La magia de las rutas

PUEBLOS Y CIUDADES

Como dijera Alfredo Espino – el leit motiv poético en estas páginas -: "Yo no sé que gracias sugestionadoras/ tienen estos pueblos de casitas blancas/ llenos de arboledas, llenos de barrancas/ y muchachas frescas y madrugadoras!. Las rutas de la magia nos llevarán hacia donde habita el pueblo que vivifica a nuestra noble Nación. A sus densas ciudades. A sus aldeas blancas.

PANORAMAS

"Tierra de lagos y volcanes" ha sido llamado El Salvador, lema incompleto, en tanto que la panorámica salvadoreña incluye ríos, claros o turbulentos; valles cuadriculados de verdes variados; costas, llanas o escarpadas, que ofrecen mansas caletas o playas abiertas. Sin embargo, son sus volcanes los mojones paisajísticos que marcan de tanto en tanto el territorio nacional. De ellos dijo el Poeta Niño de Cuscatlán *: Sobre tu cumbre miro iluminados/ los rubores del poniente,/ como si hicieras repentinamente/ una erupción de pétalos rosados...". Estas alturas exhiben en El Salvador sugestivas y variadas formas: los hay cónicos como el Izalco y el de San Miguel; están los de alargadas montañas como el Ilamatepec (Santa Ana), el Quezaltepec (San Salvador) y el Conchagua en La Unión; y es de punto de obligada visión el Chinchotepec, cual pechos de mujer yacente, verdadera femineidad del rumbo lejano, cuando se transparentan las tardes de octubre... Hay elevaciones ondulantes, que en ciertas partes parecen agitados oleajes de la tierra misma, como en Chalatenango. Pero algo poco visto y estremecedor son los colosales cráteres de los volcanes, oquedades sulfurosas que más parecen panoramas de un planeta extraño... las rutas de la magia nos llevan por estos insólitos parajes.


GENTE Y TRADICIONES

Aunque El Salvador conserva algunas comunidades indígenas, este país, desde sus momentos coloniales, se mezcló casi completamente, quizá, porque las duras faenas del añil – nuestra temprana riqueza – agotaron a la raza nativa. Ya bien avanzado el siglo XVIII ocurrió un curioso incidente histórico: El Barón de Carondelet, segundo intendente de San Salvador, promovió el re- ordenamiento de la población y ordenó que los valles vacíos entre las zonas montañosas del norte se poblaran con "españoles pobres". Esto explica la abundancia de gente blanca, rubia y ojizarca de algunas poblaciones, especialmente en Chalatenango. Estos rostros son también parte de la magia de las rutas...
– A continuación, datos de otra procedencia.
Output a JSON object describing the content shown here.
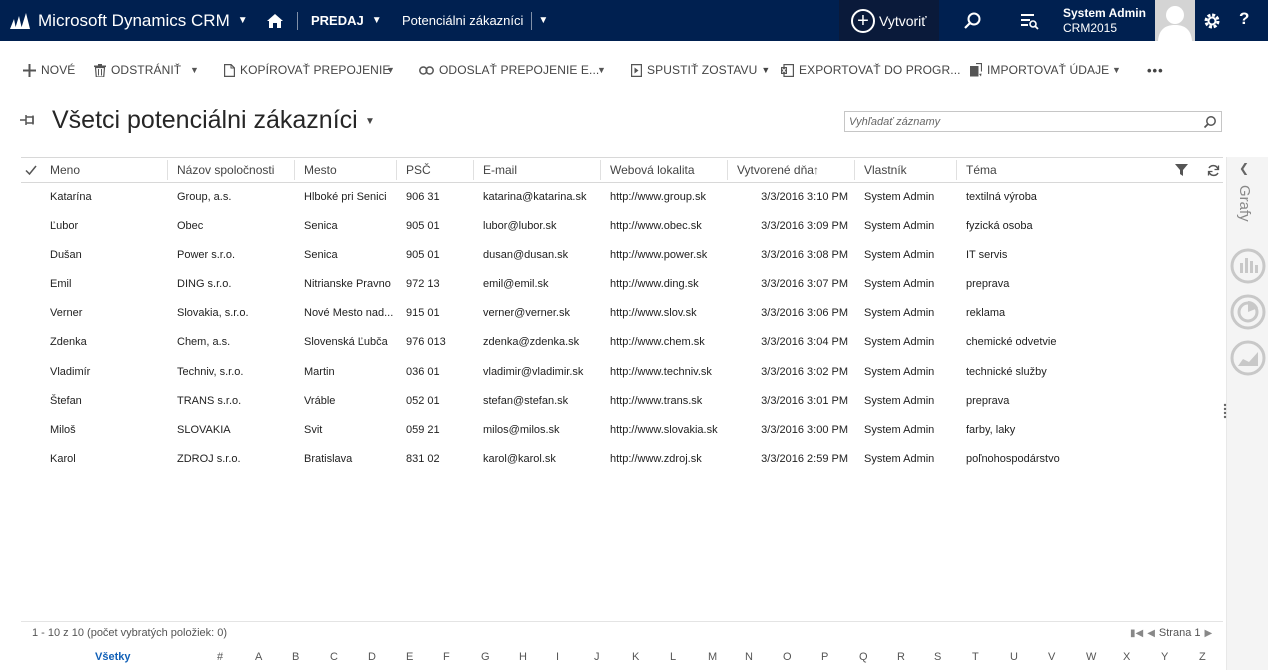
{
  "nav": {
    "brand": "Microsoft Dynamics CRM",
    "area": "PREDAJ",
    "entity": "Potenciálni zákazníci",
    "create_label": "Vytvoriť",
    "user_name": "System Admin",
    "org_name": "CRM2015",
    "help": "?",
    "colors": {
      "bar": "#002050",
      "create_bg": "#0a1a3a"
    }
  },
  "commands": {
    "new": "NOVÉ",
    "delete": "ODSTRÁNIŤ",
    "copy_link": "KOPÍROVAŤ PREPOJENIE",
    "send_link": "ODOSLAŤ PREPOJENIE E...",
    "run_report": "SPUSTIŤ ZOSTAVU",
    "export": "EXPORTOVAŤ DO PROGR...",
    "import": "IMPORTOVAŤ ÚDAJE",
    "more": "•••"
  },
  "view": {
    "title": "Všetci potenciálni zákazníci",
    "search_placeholder": "Vyhľadať záznamy"
  },
  "grid": {
    "columns": [
      "Meno",
      "Názov spoločnosti",
      "Mesto",
      "PSČ",
      "E-mail",
      "Webová lokalita",
      "Vytvorené dňa",
      "Vlastník",
      "Téma"
    ],
    "rows": [
      [
        "Katarína",
        "Group, a.s.",
        "Hlboké pri Senici",
        "906 31",
        "katarina@katarina.sk",
        "http://www.group.sk",
        "3/3/2016 3:10 PM",
        "System Admin",
        "textilná výroba"
      ],
      [
        "Ľubor",
        "Obec",
        "Senica",
        "905 01",
        "lubor@lubor.sk",
        "http://www.obec.sk",
        "3/3/2016 3:09 PM",
        "System Admin",
        "fyzická osoba"
      ],
      [
        "Dušan",
        "Power s.r.o.",
        "Senica",
        "905 01",
        "dusan@dusan.sk",
        "http://www.power.sk",
        "3/3/2016 3:08 PM",
        "System Admin",
        "IT servis"
      ],
      [
        "Emil",
        "DING s.r.o.",
        "Nitrianske Pravno",
        "972 13",
        "emil@emil.sk",
        "http://www.ding.sk",
        "3/3/2016 3:07 PM",
        "System Admin",
        "preprava"
      ],
      [
        "Verner",
        "Slovakia, s.r.o.",
        "Nové Mesto nad...",
        "915 01",
        "verner@verner.sk",
        "http://www.slov.sk",
        "3/3/2016 3:06 PM",
        "System Admin",
        "reklama"
      ],
      [
        "Zdenka",
        "Chem, a.s.",
        "Slovenská Ľubča",
        "976 013",
        "zdenka@zdenka.sk",
        "http://www.chem.sk",
        "3/3/2016 3:04 PM",
        "System Admin",
        "chemické odvetvie"
      ],
      [
        "Vladimír",
        "Techniv, s.r.o.",
        "Martin",
        "036 01",
        "vladimir@vladimir.sk",
        "http://www.techniv.sk",
        "3/3/2016 3:02 PM",
        "System Admin",
        "technické služby"
      ],
      [
        "Štefan",
        "TRANS s.r.o.",
        "Vráble",
        "052 01",
        "stefan@stefan.sk",
        "http://www.trans.sk",
        "3/3/2016 3:01 PM",
        "System Admin",
        "preprava"
      ],
      [
        "Miloš",
        "SLOVAKIA",
        "Svit",
        "059 21",
        "milos@milos.sk",
        "http://www.slovakia.sk",
        "3/3/2016 3:00 PM",
        "System Admin",
        "farby, laky"
      ],
      [
        "Karol",
        "ZDROJ s.r.o.",
        "Bratislava",
        "831 02",
        "karol@karol.sk",
        "http://www.zdroj.sk",
        "3/3/2016 2:59 PM",
        "System Admin",
        "poľnohospodárstvo"
      ]
    ]
  },
  "charts_pane": {
    "label": "Grafy"
  },
  "footer": {
    "status": "1 - 10  z 10  (počet vybratých položiek: 0)",
    "page": "Strana 1",
    "alpha_all": "Všetky",
    "alpha": [
      "#",
      "A",
      "B",
      "C",
      "D",
      "E",
      "F",
      "G",
      "H",
      "I",
      "J",
      "K",
      "L",
      "M",
      "N",
      "O",
      "P",
      "Q",
      "R",
      "S",
      "T",
      "U",
      "V",
      "W",
      "X",
      "Y",
      "Z"
    ]
  }
}
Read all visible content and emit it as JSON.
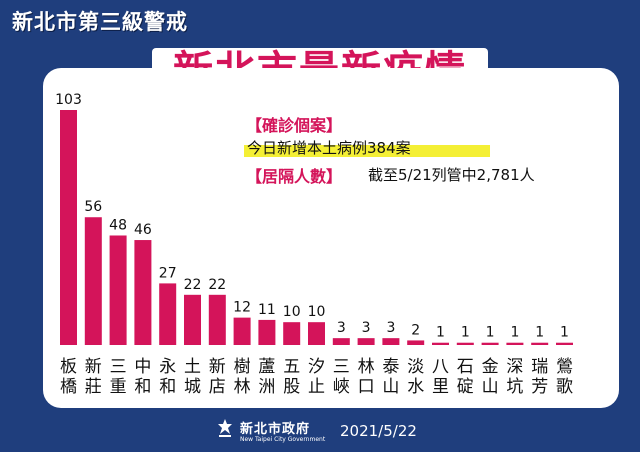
{
  "header": {
    "badge": "新北市第三級警戒",
    "title": "新北市最新疫情"
  },
  "info": {
    "confirmed_label": "【確診個案】",
    "confirmed_text": "今日新增本土病例384案",
    "isolation_label": "【居隔人數】",
    "isolation_text": "截至5/21列管中2,781人"
  },
  "footer": {
    "org": "新北市政府",
    "org_en": "New Taipei City Government",
    "date": "2021/5/22"
  },
  "colors": {
    "bar": "#d4145a",
    "accent": "#d4145a",
    "background": "#1f3e7d",
    "highlight": "#f4ef35"
  },
  "chart_data": {
    "type": "bar",
    "categories": [
      "板橋",
      "新莊",
      "三重",
      "中和",
      "永和",
      "土城",
      "新店",
      "樹林",
      "蘆洲",
      "五股",
      "汐止",
      "三峽",
      "林口",
      "泰山",
      "淡水",
      "八里",
      "石碇",
      "金山",
      "深坑",
      "瑞芳",
      "鶯歌"
    ],
    "values": [
      103,
      56,
      48,
      46,
      27,
      22,
      22,
      12,
      11,
      10,
      10,
      3,
      3,
      3,
      2,
      1,
      1,
      1,
      1,
      1,
      1
    ],
    "title": "",
    "xlabel": "",
    "ylabel": "",
    "ylim": [
      0,
      103
    ],
    "grid": false,
    "legend": "none"
  }
}
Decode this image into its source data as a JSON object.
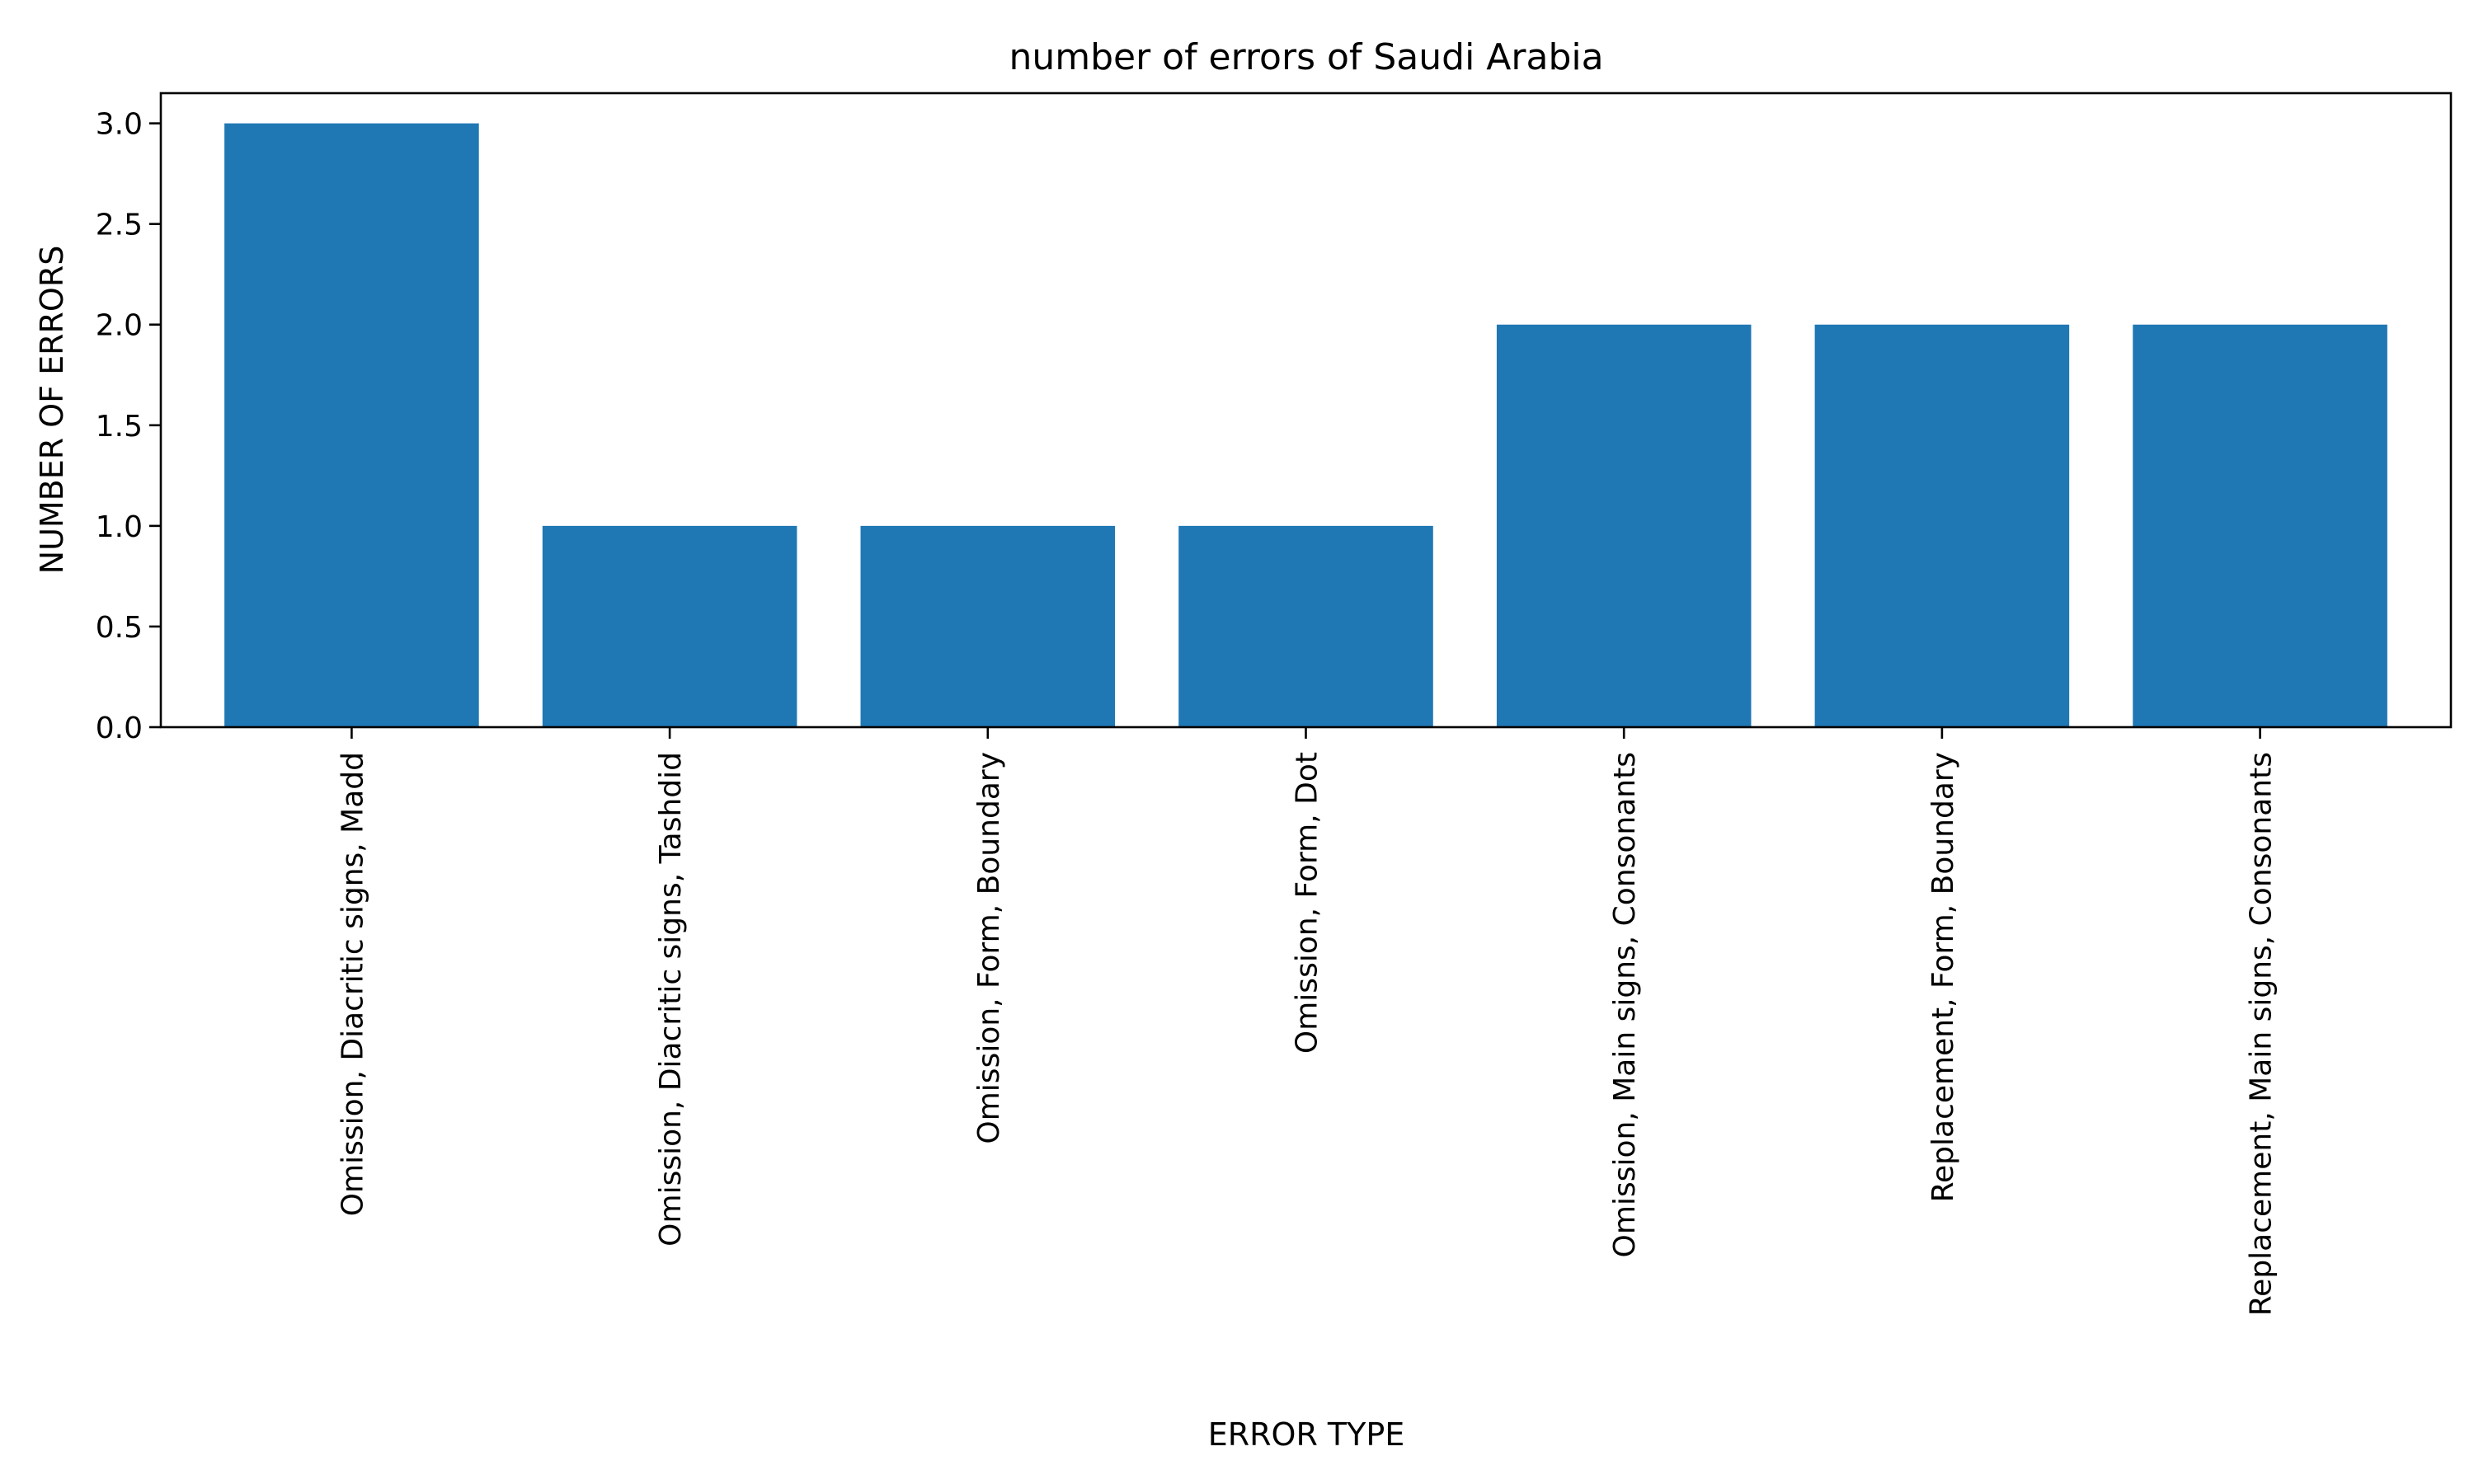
{
  "chart_data": {
    "type": "bar",
    "title": "number of errors of Saudi Arabia",
    "xlabel": "ERROR TYPE",
    "ylabel": "NUMBER OF ERRORS",
    "categories": [
      "Omission, Diacritic signs, Madd",
      "Omission, Diacritic signs, Tashdid",
      "Omission, Form, Boundary",
      "Omission, Form, Dot",
      "Omission, Main signs, Consonants",
      "Replacement, Form, Boundary",
      "Replacement, Main signs, Consonants"
    ],
    "values": [
      3,
      1,
      1,
      1,
      2,
      2,
      2
    ],
    "ylim": [
      0,
      3.15
    ],
    "yticks": [
      "0.0",
      "0.5",
      "1.0",
      "1.5",
      "2.0",
      "2.5",
      "3.0"
    ],
    "grid": false,
    "legend": "none",
    "bar_color": "#1f77b4"
  }
}
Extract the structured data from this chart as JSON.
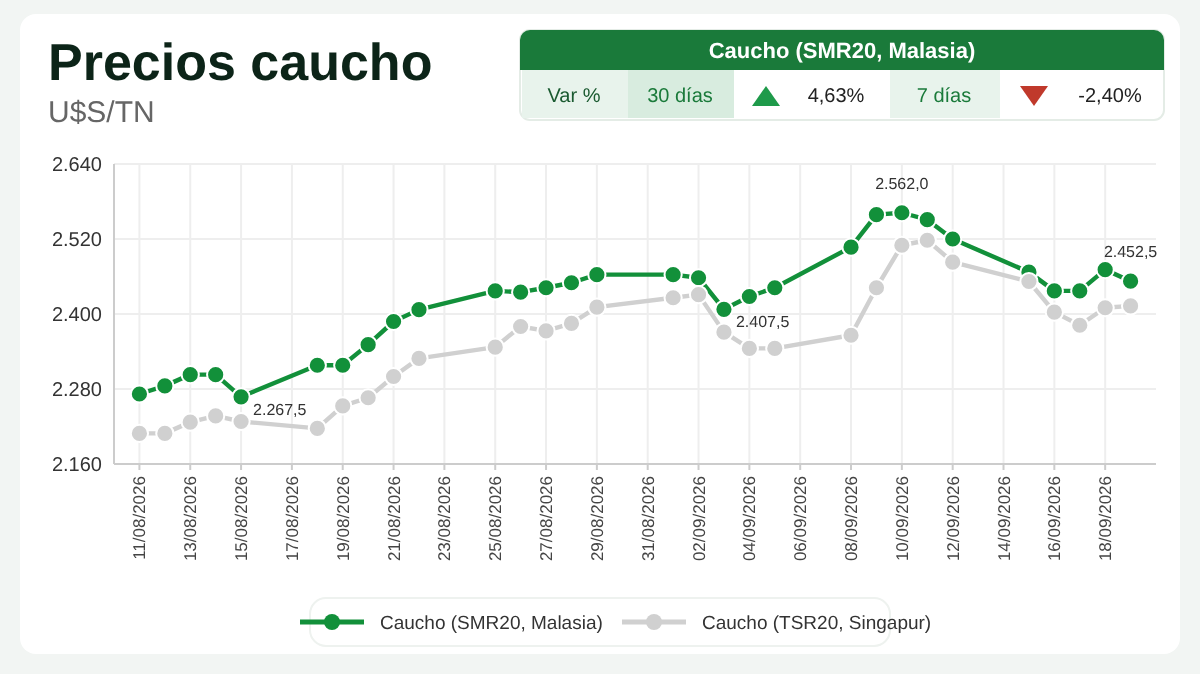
{
  "chart_data": {
    "type": "line",
    "title": "Precios caucho",
    "subtitle": "U$S/TN",
    "annotations": [
      "Caucho (SMR20, Malasia)",
      "Var %",
      "30 días",
      "4,63%",
      "7 días",
      "-2,40%"
    ],
    "x": [
      "2026-08-11",
      "2026-08-12",
      "2026-08-13",
      "2026-08-14",
      "2026-08-15",
      "2026-08-18",
      "2026-08-19",
      "2026-08-20",
      "2026-08-21",
      "2026-08-22",
      "2026-08-25",
      "2026-08-26",
      "2026-08-27",
      "2026-08-28",
      "2026-08-29",
      "2026-09-01",
      "2026-09-02",
      "2026-09-03",
      "2026-09-04",
      "2026-09-05",
      "2026-09-08",
      "2026-09-09",
      "2026-09-10",
      "2026-09-11",
      "2026-09-12",
      "2026-09-15",
      "2026-09-16",
      "2026-09-17",
      "2026-09-18",
      "2026-09-19"
    ],
    "series": [
      {
        "name": "Caucho (SMR20, Malasia)",
        "color": "#12903a",
        "values": [
          2272,
          2285,
          2303,
          2303,
          2267.5,
          2318,
          2318,
          2351,
          2388,
          2407,
          2437,
          2435,
          2442,
          2450,
          2463,
          2463,
          2458,
          2407.5,
          2428,
          2442,
          2507,
          2559,
          2562,
          2551,
          2520,
          2467,
          2437,
          2437,
          2471,
          2452.5
        ],
        "value_labels": [
          null,
          null,
          null,
          null,
          "2.267,5",
          null,
          null,
          null,
          null,
          null,
          null,
          null,
          null,
          null,
          null,
          null,
          null,
          "2.407,5",
          null,
          null,
          null,
          null,
          "2.562,0",
          null,
          null,
          null,
          null,
          null,
          null,
          "2.452,5"
        ]
      },
      {
        "name": "Caucho (TSR20, Singapur)",
        "color": "#d0d0d0",
        "values": [
          2209,
          2209,
          2227,
          2237,
          2228,
          2217,
          2253,
          2266,
          2300,
          2329,
          2347,
          2380,
          2373,
          2385,
          2411,
          2426,
          2431,
          2371,
          2345,
          2345,
          2366,
          2442,
          2510,
          2518,
          2483,
          2452,
          2403,
          2382,
          2410,
          2413
        ]
      }
    ],
    "xlim": [
      "2026-08-10",
      "2026-09-20"
    ],
    "xticks": [
      {
        "value": "2026-08-11",
        "label": "11/08/2026"
      },
      {
        "value": "2026-08-13",
        "label": "13/08/2026"
      },
      {
        "value": "2026-08-15",
        "label": "15/08/2026"
      },
      {
        "value": "2026-08-17",
        "label": "17/08/2026"
      },
      {
        "value": "2026-08-19",
        "label": "19/08/2026"
      },
      {
        "value": "2026-08-21",
        "label": "21/08/2026"
      },
      {
        "value": "2026-08-23",
        "label": "23/08/2026"
      },
      {
        "value": "2026-08-25",
        "label": "25/08/2026"
      },
      {
        "value": "2026-08-27",
        "label": "27/08/2026"
      },
      {
        "value": "2026-08-29",
        "label": "29/08/2026"
      },
      {
        "value": "2026-08-31",
        "label": "31/08/2026"
      },
      {
        "value": "2026-09-02",
        "label": "02/09/2026"
      },
      {
        "value": "2026-09-04",
        "label": "04/09/2026"
      },
      {
        "value": "2026-09-06",
        "label": "06/09/2026"
      },
      {
        "value": "2026-09-08",
        "label": "08/09/2026"
      },
      {
        "value": "2026-09-10",
        "label": "10/09/2026"
      },
      {
        "value": "2026-09-12",
        "label": "12/09/2026"
      },
      {
        "value": "2026-09-14",
        "label": "14/09/2026"
      },
      {
        "value": "2026-09-16",
        "label": "16/09/2026"
      },
      {
        "value": "2026-09-18",
        "label": "18/09/2026"
      }
    ],
    "ylim": [
      2160,
      2640
    ],
    "yticks": [
      {
        "value": 2160,
        "label": "2.160"
      },
      {
        "value": 2280,
        "label": "2.280"
      },
      {
        "value": 2400,
        "label": "2.400"
      },
      {
        "value": 2520,
        "label": "2.520"
      },
      {
        "value": 2640,
        "label": "2.640"
      }
    ],
    "grid": true,
    "legend": "bottom",
    "marker": "circle",
    "line_style": "solid"
  }
}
Las rutas de la magia así mismo nos acercan al alma popular, cuando la gente se divierte en el marco de antiguas tradiciones; ritos de cosecha buena y de cruz cristiana persisten por todo el país; música de pitos, guitarras y tambores ancestrales; bailes de gestos repetitivos de hieráticos personajes enmascarados. Entre todos estos abigarrados conglomerados, cohetes tradicionales, cohetes tradicionales y santos viejos, se ofrendan, como un acto de autocomplacencia por una naturaleza pródiga, frutos de todos los colores y sabor.